Cannot Install wordpress Proxy_fcgi:error

SYSTEM INFORMATION
OS type and version CentOS 8.5.2111
Virtualmin version 6.17

I have exact issue in the link when im trying to install wordpress on new virtual host in virtualmin.

Proxy_fcgi:error?

Need help to fix this, seems no one has reply to the previous question.

Thank you!

What’s your PHP script option set to? Virtualmin / The Virtual Server in Question / Server Configuration / PHP Options

Hi There,

Thanks for replying and my PHP option is set like below.

And there’s your problem. You have no Fast CGI enabled. That’s why you’re getting the ‘fcgi’ error.
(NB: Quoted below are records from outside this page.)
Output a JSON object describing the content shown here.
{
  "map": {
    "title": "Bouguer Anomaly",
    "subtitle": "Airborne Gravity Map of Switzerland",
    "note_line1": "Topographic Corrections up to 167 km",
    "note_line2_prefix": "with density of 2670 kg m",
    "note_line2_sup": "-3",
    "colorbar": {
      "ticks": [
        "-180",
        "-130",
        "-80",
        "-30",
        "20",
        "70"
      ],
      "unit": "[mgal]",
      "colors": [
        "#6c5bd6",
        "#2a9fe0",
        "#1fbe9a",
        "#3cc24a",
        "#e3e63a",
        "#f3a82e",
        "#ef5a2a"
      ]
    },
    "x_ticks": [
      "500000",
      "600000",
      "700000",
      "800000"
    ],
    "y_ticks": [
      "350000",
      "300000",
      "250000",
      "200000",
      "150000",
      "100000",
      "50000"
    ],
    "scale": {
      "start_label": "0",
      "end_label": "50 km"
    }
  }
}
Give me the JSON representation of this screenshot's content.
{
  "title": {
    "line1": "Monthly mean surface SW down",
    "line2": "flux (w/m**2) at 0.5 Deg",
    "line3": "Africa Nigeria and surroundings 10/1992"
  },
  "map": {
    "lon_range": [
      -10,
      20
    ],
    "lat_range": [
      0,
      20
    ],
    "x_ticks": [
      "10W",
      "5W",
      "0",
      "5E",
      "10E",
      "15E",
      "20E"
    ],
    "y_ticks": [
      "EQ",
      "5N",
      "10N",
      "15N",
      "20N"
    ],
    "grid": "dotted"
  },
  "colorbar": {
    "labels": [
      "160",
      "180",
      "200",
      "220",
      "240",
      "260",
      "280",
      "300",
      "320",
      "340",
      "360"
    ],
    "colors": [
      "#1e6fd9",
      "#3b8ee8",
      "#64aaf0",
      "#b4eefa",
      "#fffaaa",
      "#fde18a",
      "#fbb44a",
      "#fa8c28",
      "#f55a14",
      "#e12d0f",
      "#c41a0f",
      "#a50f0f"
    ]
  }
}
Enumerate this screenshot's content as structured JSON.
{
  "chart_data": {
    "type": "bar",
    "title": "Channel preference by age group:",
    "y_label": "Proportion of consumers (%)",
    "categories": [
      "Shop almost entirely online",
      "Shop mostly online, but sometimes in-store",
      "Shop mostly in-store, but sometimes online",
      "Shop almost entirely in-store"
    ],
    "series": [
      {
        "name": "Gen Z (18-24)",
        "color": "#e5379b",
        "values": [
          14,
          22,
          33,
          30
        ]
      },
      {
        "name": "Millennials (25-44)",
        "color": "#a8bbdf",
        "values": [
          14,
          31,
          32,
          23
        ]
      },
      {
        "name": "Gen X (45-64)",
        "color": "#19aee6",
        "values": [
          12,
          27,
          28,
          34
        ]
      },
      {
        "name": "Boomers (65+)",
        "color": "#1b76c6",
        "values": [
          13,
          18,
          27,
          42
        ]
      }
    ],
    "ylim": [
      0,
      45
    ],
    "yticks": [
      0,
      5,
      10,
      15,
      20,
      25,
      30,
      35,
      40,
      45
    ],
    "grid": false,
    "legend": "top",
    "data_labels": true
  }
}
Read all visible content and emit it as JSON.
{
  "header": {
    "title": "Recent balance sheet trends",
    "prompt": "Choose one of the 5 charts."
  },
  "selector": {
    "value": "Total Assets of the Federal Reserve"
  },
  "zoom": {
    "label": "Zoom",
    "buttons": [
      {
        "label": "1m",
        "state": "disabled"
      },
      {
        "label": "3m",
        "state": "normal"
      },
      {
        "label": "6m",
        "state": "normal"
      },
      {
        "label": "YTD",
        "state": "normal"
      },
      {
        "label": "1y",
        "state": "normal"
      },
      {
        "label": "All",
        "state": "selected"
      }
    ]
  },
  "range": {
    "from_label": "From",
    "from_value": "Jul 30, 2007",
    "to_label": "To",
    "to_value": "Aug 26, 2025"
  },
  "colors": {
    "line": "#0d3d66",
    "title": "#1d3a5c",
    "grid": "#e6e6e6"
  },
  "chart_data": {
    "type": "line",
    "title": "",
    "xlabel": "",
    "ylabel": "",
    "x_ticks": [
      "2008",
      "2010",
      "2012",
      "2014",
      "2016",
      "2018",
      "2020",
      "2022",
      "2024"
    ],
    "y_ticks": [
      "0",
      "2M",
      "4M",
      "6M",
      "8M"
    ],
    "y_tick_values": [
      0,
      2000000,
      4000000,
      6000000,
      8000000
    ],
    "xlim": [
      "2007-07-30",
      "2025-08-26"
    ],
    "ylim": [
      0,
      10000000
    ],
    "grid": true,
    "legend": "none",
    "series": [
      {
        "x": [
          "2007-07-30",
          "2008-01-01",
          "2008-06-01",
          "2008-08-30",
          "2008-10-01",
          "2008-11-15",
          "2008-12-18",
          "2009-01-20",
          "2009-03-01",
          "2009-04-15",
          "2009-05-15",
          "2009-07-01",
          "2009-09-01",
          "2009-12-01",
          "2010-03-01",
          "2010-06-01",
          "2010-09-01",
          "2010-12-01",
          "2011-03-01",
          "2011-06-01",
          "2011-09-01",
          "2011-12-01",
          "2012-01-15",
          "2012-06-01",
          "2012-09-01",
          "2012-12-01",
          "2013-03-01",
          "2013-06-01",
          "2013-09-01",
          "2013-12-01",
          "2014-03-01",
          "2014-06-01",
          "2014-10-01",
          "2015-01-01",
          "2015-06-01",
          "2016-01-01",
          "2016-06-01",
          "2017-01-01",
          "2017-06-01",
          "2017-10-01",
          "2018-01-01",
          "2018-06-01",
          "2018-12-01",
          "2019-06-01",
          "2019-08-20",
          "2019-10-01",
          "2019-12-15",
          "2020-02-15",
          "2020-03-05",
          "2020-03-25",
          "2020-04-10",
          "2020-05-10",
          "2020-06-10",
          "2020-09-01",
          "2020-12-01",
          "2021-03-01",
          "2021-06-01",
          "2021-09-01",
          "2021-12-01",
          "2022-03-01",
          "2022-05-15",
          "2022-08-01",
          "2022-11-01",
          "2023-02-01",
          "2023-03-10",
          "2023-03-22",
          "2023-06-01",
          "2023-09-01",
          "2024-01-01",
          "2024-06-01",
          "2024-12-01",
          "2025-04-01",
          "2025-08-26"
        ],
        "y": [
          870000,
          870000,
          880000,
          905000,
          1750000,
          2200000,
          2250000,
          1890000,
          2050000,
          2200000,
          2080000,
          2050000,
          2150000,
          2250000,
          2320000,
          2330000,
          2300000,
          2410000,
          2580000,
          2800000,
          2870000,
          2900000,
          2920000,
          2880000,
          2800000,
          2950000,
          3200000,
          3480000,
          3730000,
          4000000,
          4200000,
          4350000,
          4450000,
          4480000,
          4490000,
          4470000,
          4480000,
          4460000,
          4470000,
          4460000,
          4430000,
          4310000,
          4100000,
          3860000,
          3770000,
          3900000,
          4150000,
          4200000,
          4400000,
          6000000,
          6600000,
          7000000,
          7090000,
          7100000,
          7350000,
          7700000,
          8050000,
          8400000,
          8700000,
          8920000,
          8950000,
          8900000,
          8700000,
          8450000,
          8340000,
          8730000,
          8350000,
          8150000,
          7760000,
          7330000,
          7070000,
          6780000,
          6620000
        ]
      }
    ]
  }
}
That shouldn’t be a problem thought as Wordpress doesn’t require fcgi at all in order to run. Does the installer stop at that point and exit? Are you able to visit the install page at all?

Edit to add: I just noticed you’re on php 7.2. You’re going to need to upgrade to 7.4 at least.

PHP-FPM also uses an fcgi connection. That’s not the problem (though I don’t know what the problem is).

CentOS/Alma/Rocky 8 do not have mod_fcgid+suexec support because we no longer build a custom Apache version for those distros (fcgi is a protocol, fcgid is an implementation of the protocol, but so is PHP-FPM and many others). The only PHP execution mode is PHP-FPM.

And, PHP 7.2 is the version provided by the OS. No upgrade is needed or recommended.

Just going by Wordpress that requires 7.4 minimum. I get very confused over OS’s that use old, outdated software numbers that nobody else uses anymore.

WordPress works fine with 7.2. They recommend 7.4 because it’s the current maintained 7.x version from the PHP devs. Virtualmin.com runs WordPress on the stock Rocky/Alma PHP version (7.2.x).

Once again, I’ll point out that it is a feature not a bug that some distros support the same version of every package throughout the life of the distro. When you pick RHEL/Rocky/Alma you can be extremely confident that stuff you install today will still work in five years even through hundreds of package updates. Yes, the packages become old by the time the distro reaches EOL, but stability is what you get in return.

And, every few years, if you need newer versions, you can just switch to the next version of the distro.

Of course, the CentOS folks decided to drop all that and instead become more like Debian or Fedora and go to the Stream model, where there is no real stability guarantee from one day to the next. Package updates can break your apps at any time.